N5 is a library to store large chunked n-dimensional tensors, and arbitrary meta-data in a hierarchy of groups similar to HDF5. Other than HDF5, an N5 group is not a single file but simply a directory on the file system. Meta-data is stored as a JSON file per each group/ directory. Tensor datasets can be chunked and chunks are stored as individual files. This enables parallel reading and writing on a cluster. At this time, N5 supports:
- arbitrary group hierarchies
- arbitrary meta-data stored as JSON
- chunked n-dimensional tensor datasets
- value-datatypes: [u]int8, [u]int16, [u]int32, [u]int64, float32, float64
- compression: raw, gzip, bzip2, xz
Chunked datasets can be sparse, i.e. empty chunks do not need to be stored.
-
All directories of the file system are N5 groups.
-
A JSON file
attributes.json
in a directory contains arbitrary attributes. -
A dataset is a group with the mandatory attributes:
- dimensions (e.g. [100, 200, 300]),
- blockSize (e.g. [64, 64, 64]),
- dataType (one of {uint8, uint16, uint32, uint64, int8, int16, int32, int64, float32, float64})
- compressionType (one of {raw, bzip2, gzip, xz}).
-
Chunks are stored in a directory hierarchy that enumerates their positive integer position in the chunk grid (e.g.
0/4/1/7
for chunk grid position p=(0, 4, 1, 7)). -
Datasets are sparse, i.e. there is no guarantee that all chunks of a dataset exist.
-
All chunks of a chunked dataset have the same size except for end-chunks that may be smaller, therefore
-
Chunks are stored in the following binary format:
- number of dimensions (uint32 big endian)
- dimension 1[,...,n] (uint32 big endian)
- compressed data (big endian)
Example:
A 3-dimensional
uint16
datablock of 1×2×3 pixels with raw compression storing the values (1,2,3,4,5,6) starts with:00000000: 00 00 00 03 .... # 3 (number of dimensions) 00000004: 00 00 00 01 .... # 1 (dimensions) 00000008: 00 00 00 02 .... # 2 0000000c: 00 00 00 03 .... # 3
followed by data stored as raw or compressed big endian values.

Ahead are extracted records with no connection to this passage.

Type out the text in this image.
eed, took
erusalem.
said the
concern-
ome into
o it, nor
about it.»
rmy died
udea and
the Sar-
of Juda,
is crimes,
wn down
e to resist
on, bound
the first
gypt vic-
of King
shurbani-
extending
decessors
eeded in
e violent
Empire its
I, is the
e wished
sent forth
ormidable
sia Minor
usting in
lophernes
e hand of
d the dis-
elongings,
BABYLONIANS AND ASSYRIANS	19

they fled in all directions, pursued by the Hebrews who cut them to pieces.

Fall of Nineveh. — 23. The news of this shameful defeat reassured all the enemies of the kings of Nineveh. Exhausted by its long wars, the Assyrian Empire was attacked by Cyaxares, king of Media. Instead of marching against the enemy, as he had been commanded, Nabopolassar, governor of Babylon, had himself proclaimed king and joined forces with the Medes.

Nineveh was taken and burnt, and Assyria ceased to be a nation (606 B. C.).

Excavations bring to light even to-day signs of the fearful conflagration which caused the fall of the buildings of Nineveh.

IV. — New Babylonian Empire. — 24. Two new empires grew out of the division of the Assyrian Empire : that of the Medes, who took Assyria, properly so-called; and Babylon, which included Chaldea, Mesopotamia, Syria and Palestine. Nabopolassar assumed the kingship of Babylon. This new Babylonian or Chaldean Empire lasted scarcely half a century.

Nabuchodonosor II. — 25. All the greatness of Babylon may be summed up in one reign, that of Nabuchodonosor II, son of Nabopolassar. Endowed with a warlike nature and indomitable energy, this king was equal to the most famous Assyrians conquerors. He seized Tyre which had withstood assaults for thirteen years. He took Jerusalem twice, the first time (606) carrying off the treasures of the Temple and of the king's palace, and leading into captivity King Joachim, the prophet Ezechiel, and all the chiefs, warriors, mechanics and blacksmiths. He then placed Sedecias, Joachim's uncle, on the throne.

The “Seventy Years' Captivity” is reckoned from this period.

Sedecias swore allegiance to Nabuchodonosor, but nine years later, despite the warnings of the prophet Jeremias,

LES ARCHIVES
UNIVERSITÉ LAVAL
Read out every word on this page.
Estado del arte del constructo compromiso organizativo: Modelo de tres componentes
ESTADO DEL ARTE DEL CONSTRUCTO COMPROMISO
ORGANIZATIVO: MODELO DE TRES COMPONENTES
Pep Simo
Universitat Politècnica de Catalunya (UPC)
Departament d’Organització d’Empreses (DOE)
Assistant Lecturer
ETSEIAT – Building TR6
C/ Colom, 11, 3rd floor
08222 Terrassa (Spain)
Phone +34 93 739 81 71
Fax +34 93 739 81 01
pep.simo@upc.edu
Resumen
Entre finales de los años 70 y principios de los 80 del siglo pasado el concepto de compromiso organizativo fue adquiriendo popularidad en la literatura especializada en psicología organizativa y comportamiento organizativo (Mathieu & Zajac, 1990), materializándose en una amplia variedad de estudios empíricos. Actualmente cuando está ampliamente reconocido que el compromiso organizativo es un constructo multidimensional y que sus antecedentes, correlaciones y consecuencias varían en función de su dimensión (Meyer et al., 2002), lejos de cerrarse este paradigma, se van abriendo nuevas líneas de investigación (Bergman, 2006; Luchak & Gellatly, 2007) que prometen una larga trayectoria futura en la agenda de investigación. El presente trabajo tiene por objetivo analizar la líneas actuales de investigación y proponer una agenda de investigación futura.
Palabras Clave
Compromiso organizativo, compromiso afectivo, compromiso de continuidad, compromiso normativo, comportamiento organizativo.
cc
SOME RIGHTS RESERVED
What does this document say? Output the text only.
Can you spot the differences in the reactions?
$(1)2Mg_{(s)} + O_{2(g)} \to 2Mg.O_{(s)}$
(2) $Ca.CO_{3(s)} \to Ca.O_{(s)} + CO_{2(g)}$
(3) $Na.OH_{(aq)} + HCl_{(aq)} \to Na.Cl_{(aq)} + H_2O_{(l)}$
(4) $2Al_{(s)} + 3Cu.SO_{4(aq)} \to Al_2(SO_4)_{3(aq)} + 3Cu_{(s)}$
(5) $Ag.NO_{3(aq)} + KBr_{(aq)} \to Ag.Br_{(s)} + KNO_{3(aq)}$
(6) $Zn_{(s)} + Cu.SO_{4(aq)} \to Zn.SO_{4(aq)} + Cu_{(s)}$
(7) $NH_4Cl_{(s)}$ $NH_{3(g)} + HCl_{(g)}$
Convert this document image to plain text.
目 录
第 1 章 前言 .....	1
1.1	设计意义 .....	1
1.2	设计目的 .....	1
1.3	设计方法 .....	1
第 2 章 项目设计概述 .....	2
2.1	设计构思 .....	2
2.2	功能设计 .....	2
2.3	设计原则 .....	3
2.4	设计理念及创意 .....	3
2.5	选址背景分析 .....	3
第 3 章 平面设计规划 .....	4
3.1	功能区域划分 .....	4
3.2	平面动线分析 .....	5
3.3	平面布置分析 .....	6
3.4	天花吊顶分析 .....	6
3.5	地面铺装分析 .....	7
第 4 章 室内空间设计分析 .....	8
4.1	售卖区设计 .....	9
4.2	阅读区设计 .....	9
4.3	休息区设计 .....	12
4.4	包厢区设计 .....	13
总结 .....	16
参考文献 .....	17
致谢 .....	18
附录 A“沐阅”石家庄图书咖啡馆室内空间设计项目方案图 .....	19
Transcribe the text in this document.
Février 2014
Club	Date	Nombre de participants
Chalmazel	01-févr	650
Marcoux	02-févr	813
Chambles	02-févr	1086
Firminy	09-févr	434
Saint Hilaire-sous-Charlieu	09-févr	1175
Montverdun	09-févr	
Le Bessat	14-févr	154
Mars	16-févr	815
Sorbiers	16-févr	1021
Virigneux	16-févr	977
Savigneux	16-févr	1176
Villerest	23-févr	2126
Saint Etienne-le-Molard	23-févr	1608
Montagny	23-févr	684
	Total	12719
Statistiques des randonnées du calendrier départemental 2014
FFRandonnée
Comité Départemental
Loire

For raw:
00000010: 00 01 .. # 1 00000012: 00 02 .. # 2 00000014: 00 03 .. # 3 00000016: 00 04 .. # 4 00000018: 00 05 .. # 5 0000001a: 00 06 .. # 6
for bzip2 compression:
00000010: 42 5a 68 39 BZh9 00000014: 31 41 59 26 1AY& 00000018: 53 59 02 3e SY.> 0000001c: 0d d2 00 00 .... 00000020: 00 40 00 7f .@.. 00000024: 00 20 00 31 . .1 00000028: 0c 01 0d 31 ...1 0000002c: a8 73 94 33 .s.3 00000030: 7c 5d c9 14 |].. 00000034: e1 42 40 08 .B@. 00000038: f8 37 48 .7H
for gzip2 compression:
00000010: 1f 8b 08 00 .... 00000014: 00 00 00 00 .... 00000018: 00 00 63 60 ..c` 0000001c: 64 60 62 60 d`b` 00000020: 66 60 61 60 f`a` 00000024: 65 60 03 00 e`.. 00000028: aa ea 6d bf ..m. 0000002c: 0c 00 00 00 ....
for xz compression:
00000010: fd 37 7a 58 .7zX 00000014: 5a 00 00 04 Z... 00000018: e6 d6 b4 46 ...F 0000001c: 02 00 21 01 ..!. 00000020: 16 00 00 00 .... 00000024: 74 2f e5 a3 t/.. 00000028: 01 00 0b 00 .... 0000002c: 01 00 02 00 .... 00000030: 03 00 04 00 .... 00000034: 05 00 06 00 .... 00000038: 0d 03 09 ca .... 0000003c: 34 ec 15 a7 4... 00000040: 00 01 24 0c ..$. 00000044: a6 18 d8 d8 .... 00000048: 1f b6 f3 7d ...} 0000004c: 01 00 00 00 .... 00000050: 00 04 59 5a ..YZ
HDF5 is a great format that provides a wealth of conveniences that I do not want to miss. It's inefficiency for parallel writing, however, limit its applicability for handling of very large n-dimensional data.
N5 uses the native filesystem of the target platform and JSON files to specify basic and custom meta-data as attributes. It aims at preserving the convenience of HDF5 where possible but doesn't try too hard to be a full replacement. Please do not take this project too seriously, we will see where it will get us and report back when more data is available.